No test preparation is needed

Accordion Title
Common Questions
  • How is it used?

    Beta-2 microglobulin (B2M) test is used as a tumour marker for some blood cell cancers. It is not diagnostic for a specific disease, but it has been associated with the amount of cancer present (tumour burden) and more importantly can give the healthcare professional additional information about someone's likely prognosis. A B2M test may also be requested to help determine the severity and spread (stage) of multiple myeloma and may sometimes be requested to evaluate disease activity and the effectiveness of treatment. Rarely, a CSF B2M test may be requested to assess central nervous system (brain) involvement.

  • When is it requested?

    B2M may be requested during the initial workup of a person who has already been diagnosed with multiple myeloma in order to provide more information on prognosis and may periodically be used to evaluate disease activity and monitor the effectiveness of treatment.

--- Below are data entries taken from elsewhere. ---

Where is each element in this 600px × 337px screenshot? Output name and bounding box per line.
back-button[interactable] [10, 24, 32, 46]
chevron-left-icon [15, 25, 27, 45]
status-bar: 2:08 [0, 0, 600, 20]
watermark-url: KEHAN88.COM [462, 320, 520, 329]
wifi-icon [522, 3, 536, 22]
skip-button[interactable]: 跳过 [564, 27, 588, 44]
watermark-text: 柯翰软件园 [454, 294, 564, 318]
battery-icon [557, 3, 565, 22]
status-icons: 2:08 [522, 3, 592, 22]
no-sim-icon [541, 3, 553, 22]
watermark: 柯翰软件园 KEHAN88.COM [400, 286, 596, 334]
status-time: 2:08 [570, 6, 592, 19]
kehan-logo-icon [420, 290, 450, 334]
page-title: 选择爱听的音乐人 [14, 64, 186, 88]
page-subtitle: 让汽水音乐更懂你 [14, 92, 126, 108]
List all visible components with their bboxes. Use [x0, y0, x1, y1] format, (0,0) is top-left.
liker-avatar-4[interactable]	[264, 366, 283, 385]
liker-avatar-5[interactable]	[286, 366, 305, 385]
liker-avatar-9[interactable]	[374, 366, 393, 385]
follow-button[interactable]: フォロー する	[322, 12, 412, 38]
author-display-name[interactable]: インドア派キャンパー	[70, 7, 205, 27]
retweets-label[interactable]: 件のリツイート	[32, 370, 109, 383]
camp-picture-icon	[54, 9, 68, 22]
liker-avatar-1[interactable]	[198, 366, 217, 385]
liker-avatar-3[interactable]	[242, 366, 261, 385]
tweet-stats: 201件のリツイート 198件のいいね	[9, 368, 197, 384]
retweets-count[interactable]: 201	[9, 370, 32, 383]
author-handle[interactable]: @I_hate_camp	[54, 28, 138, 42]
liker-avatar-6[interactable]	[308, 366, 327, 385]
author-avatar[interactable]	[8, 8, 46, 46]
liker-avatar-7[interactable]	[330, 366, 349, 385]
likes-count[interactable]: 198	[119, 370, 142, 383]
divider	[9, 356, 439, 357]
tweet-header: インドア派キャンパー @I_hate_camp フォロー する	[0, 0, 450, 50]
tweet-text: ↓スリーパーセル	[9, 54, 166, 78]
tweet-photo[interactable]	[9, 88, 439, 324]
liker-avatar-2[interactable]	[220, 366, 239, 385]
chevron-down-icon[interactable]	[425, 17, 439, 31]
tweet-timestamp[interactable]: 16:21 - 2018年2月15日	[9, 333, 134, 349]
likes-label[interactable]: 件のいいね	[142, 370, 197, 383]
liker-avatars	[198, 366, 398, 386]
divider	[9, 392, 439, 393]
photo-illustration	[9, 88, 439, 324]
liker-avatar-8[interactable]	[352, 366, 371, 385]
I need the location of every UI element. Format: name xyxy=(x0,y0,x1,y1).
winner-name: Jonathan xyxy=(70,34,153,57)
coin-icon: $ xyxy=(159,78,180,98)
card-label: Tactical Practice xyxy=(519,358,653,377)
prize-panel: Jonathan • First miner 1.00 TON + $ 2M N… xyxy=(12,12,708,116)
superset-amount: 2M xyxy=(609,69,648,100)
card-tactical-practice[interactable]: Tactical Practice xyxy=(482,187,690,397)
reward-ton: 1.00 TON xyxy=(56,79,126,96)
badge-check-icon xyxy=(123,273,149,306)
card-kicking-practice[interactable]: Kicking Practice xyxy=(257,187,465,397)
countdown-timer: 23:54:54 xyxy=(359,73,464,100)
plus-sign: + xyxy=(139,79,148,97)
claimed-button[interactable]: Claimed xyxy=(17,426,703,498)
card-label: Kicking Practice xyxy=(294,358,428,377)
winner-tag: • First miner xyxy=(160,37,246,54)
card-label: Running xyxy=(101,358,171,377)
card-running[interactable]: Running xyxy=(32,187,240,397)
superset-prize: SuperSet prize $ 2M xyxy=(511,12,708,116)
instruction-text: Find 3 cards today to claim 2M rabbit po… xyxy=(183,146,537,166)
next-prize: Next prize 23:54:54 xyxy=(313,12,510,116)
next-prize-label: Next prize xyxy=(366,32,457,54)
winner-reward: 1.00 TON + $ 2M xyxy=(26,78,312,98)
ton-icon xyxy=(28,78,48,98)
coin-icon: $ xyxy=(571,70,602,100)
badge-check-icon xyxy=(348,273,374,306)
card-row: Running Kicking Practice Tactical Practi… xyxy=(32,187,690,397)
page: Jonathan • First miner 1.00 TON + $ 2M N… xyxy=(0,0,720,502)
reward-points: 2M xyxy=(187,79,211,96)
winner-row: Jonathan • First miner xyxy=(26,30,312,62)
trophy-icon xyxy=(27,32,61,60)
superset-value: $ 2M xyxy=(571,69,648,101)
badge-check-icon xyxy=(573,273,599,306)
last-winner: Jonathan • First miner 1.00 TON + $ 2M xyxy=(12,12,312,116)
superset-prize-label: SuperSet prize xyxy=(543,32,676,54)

    A CSF B2M may rarely be requested when a healthcare professional suspects that a disease, such as lymphoma, is affecting someone's central nervous system (brain).

  • What does the test result mean?

    Increased amounts of B2M in the blood and/or urine are not diagnostic of a specific disease or condition. They can, however, reflect disease activity and the amount of cancer present, if cancer is the cause of the elevated concentration. When someone has been diagnosed with multiple myeloma or lymphoma, B2M can then be used to assess prognosis with a poorer prognosis associated with high levels of B2M.

    For monitoring treatment, decreasing concentrations over time in someone with multiple myeloma indicate that the person is responding to treatment. Stable or increasing concentrations indicate that the person is not responding.

    Low concentrations of B2M are considered normal and it may be undetectable in the urine and CSF. Elevations of B2M in urine or blood may also indicate renal disease and increases in the CSF in someone with a disease such as HIV/AIDS indicates likely central nervous system involvement.

  • Is there anything else I should know?

    Conditions associated with an increased rate of cell production or destruction, severe infections, viral infections such as CMV (cytomegalovirus), and some conditions that activate the immune system, such as inflammatory conditions and autoimmune disorders, can cause increases in B2M concentrations.

    The kidneys filter B2M from the blood and then reabsorbs it therefore very little B2M should be present in the urine. If the renal tubules in the kidneys become damaged or diseased, less is reabsorbed and concentrations of B2M in the urine increase (see the Beta-2 Microglobulin Kidney Disease test article).

    Drugs such as lithium, ciclosporin, cisplatin, carboplatin, and aminoglycoside antibiotics e.g. gentamicin can increase B2M blood and/or urine concentrations by causing kidney damage primarily.

    Recent nuclear medicine procedures and radiographic contrast media can affect test results.

  • Should everyone have a B2M test?

    Most people will never have a B2M test done. It is not intended, or useful, as a general population screen.

  • Can the test be done in my doctor's surgery?

    Yes, blood and urine samples can be collected for analysis, but it is not routinely performed and the sample may need to be sent to a reference laboratory for analysis

  • Can I choose either a blood or a urine B2M test?

    In most cases, the sample tested will be dictated by the reason that the test is being performed, which is usually a blood sample when B2M is being used as a tumour marker for haematological malignancies e.g. multiple myeloma. In certain neurological situations, cerebrospinal fluid (CSF) may also be tested. The results from urine and blood are not generally interchangeable.